The Mystery Surrounding a Pregnant Gibbon in Japan Has Finally Been Solved!
The mysterious pregnancy of a gibbon residing by herself in a southern Japanese zoo has finally been solved! Roughly two years after giving birth to a male covered in black hair with a fringe of white fur trimming its face, the paternity of Momo the gibbon’s still-unnamed offspring has been revealed to be — drum roll, please — none other than Itoh, a 34-year-old agile gibbon living at the same zoo.
The Maury Show
For two whole years, the Kujukushima Zoo & Botanical Garden couldn’t wrap its head around the puzzling mystery: How did Momo, a 12-year-old white-handed gibbon that was kept solo in her enclosure, end up pregnant? During her time there, she had never been joined by a male companion. That only occurs if zoos are hoping the animals will mate. So, what gives? Yes, some of her closest neighbors were males, but their cages were divided by bars and chicken wire, making intimate contact impossible for all intents and purposes.
After she gave birth in 2021, that was the $64,000 question on everyone’s mind, as it was unfathomable that Momo and a potential suitor could have successfully mated through multiple protective barriers.
You ARE the Father!
Finally, with the help of DNA testing, zookeepers identified the male responsible for fathering the baby gibbon, and they think they’ve figured out how the two likely got to be parents.
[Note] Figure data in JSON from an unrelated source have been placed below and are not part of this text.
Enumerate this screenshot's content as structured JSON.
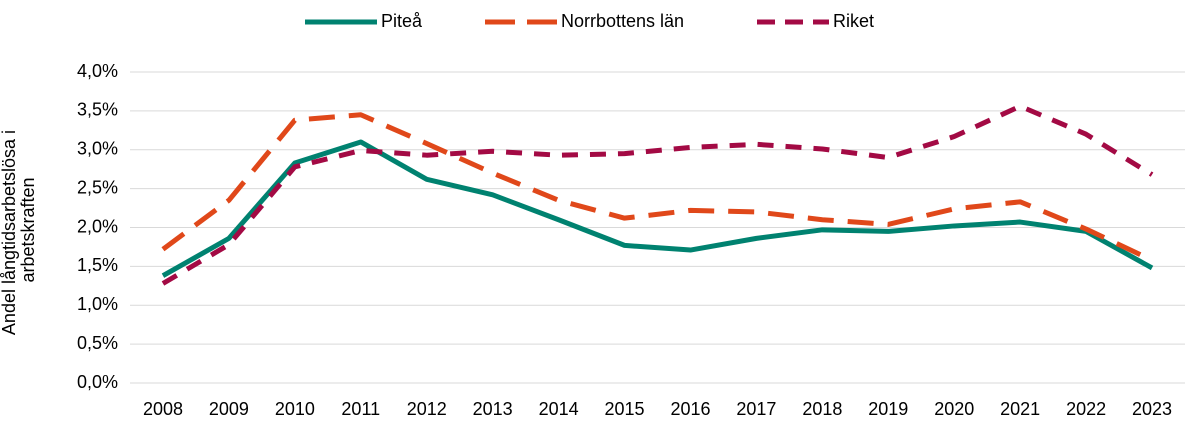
{
  "chart_data": {
    "type": "line",
    "y_label": "Andel långtidsarbetslösa i arbetskraften",
    "categories": [
      "2008",
      "2009",
      "2010",
      "2011",
      "2012",
      "2013",
      "2014",
      "2015",
      "2016",
      "2017",
      "2018",
      "2019",
      "2020",
      "2021",
      "2022",
      "2023"
    ],
    "series": [
      {
        "name": "Piteå",
        "color": "#008270",
        "style": "solid",
        "values": [
          1.38,
          1.86,
          2.83,
          3.1,
          2.62,
          2.42,
          2.1,
          1.77,
          1.71,
          1.86,
          1.97,
          1.95,
          2.02,
          2.07,
          1.95,
          1.48
        ]
      },
      {
        "name": "Norrbottens län",
        "color": "#e0481a",
        "style": "dashed",
        "values": [
          1.72,
          2.35,
          3.38,
          3.45,
          3.08,
          2.7,
          2.35,
          2.12,
          2.22,
          2.2,
          2.1,
          2.04,
          2.24,
          2.33,
          1.98,
          1.58
        ]
      },
      {
        "name": "Riket",
        "color": "#a30a44",
        "style": "dotted",
        "values": [
          1.28,
          1.78,
          2.78,
          2.99,
          2.93,
          2.98,
          2.93,
          2.95,
          3.03,
          3.07,
          3.01,
          2.9,
          3.17,
          3.56,
          3.2,
          2.68
        ]
      }
    ],
    "ylim": [
      0,
      4.0
    ],
    "yticks": [
      {
        "value": 0,
        "label": "0,0%"
      },
      {
        "value": 0.5,
        "label": "0,5%"
      },
      {
        "value": 1.0,
        "label": "1,0%"
      },
      {
        "value": 1.5,
        "label": "1,5%"
      },
      {
        "value": 2.0,
        "label": "2,0%"
      },
      {
        "value": 2.5,
        "label": "2,5%"
      },
      {
        "value": 3.0,
        "label": "3,0%"
      },
      {
        "value": 3.5,
        "label": "3,5%"
      },
      {
        "value": 4.0,
        "label": "4,0%"
      }
    ],
    "grid": true,
    "legend": "top"
  }
}
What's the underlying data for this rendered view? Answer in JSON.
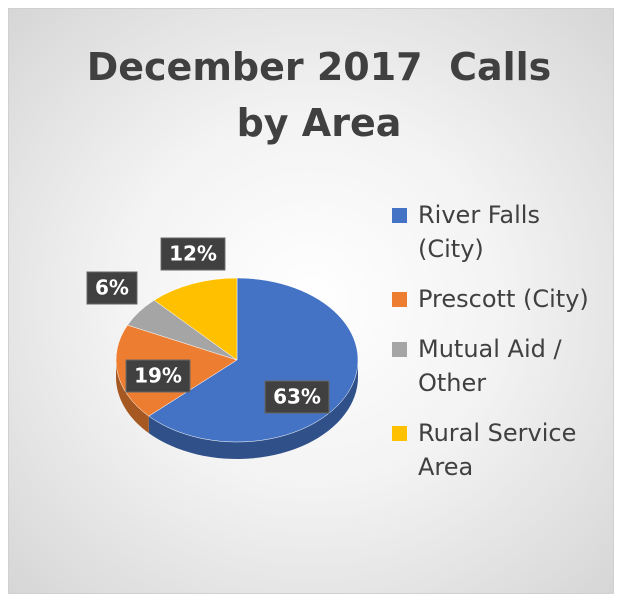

Using stool and hair samples collected from Momo, her baby, and four potential baby daddies, it was announced on the last day of January that the identity of the father was, in fact, Itoh, a 34-year-old agile gibbon.
“It took us two years to figure it out because we couldn’t get close enough to collect samples — she was very protective of her child,” zoo superintendent Jun Yamano told VICE World News. Okay, great. One mystery solved but still one to go: How/when did they get the time alone?
Where There’s a Will…
Without surveillance footage, educated guesses are the best the zoo has to go on, but its hypothesis boils down to a glory hole measuring just under 3/8 inch in diameter located in a partition wall. Ouch!!!!!! So, here’s how it could have gone down.
Momo and Itoh each take turns going on display in an exhibition area located in front of Momo’s enclosure. That space and the display area are separated by a perforated partition to prevent the monkeys from physically interacting. The two gibbons are rotated morning and afternoon.
“We think it’s very likely that on one of the days that Itoh was in the exhibition space, they copulated through a hole,” Yamano explained. He added that such mating habits were unheard of. Zoos periodically pair animals to familiarize themselves with one another, but their efforts aren’t always successful. This was something else completely.
And Baby Makes Three…
According to Yamano, the zoo hopes to move Itoh in with Momo and their offspring sometime soon. “They have to get used to each other first. But hopefully, they live together as one family.” To prevent a repeat performance, the zoo replaced the perforated partition board separating the display area from Momo’s abode with a solid barrier free of openings of any diameter, Yamano stated.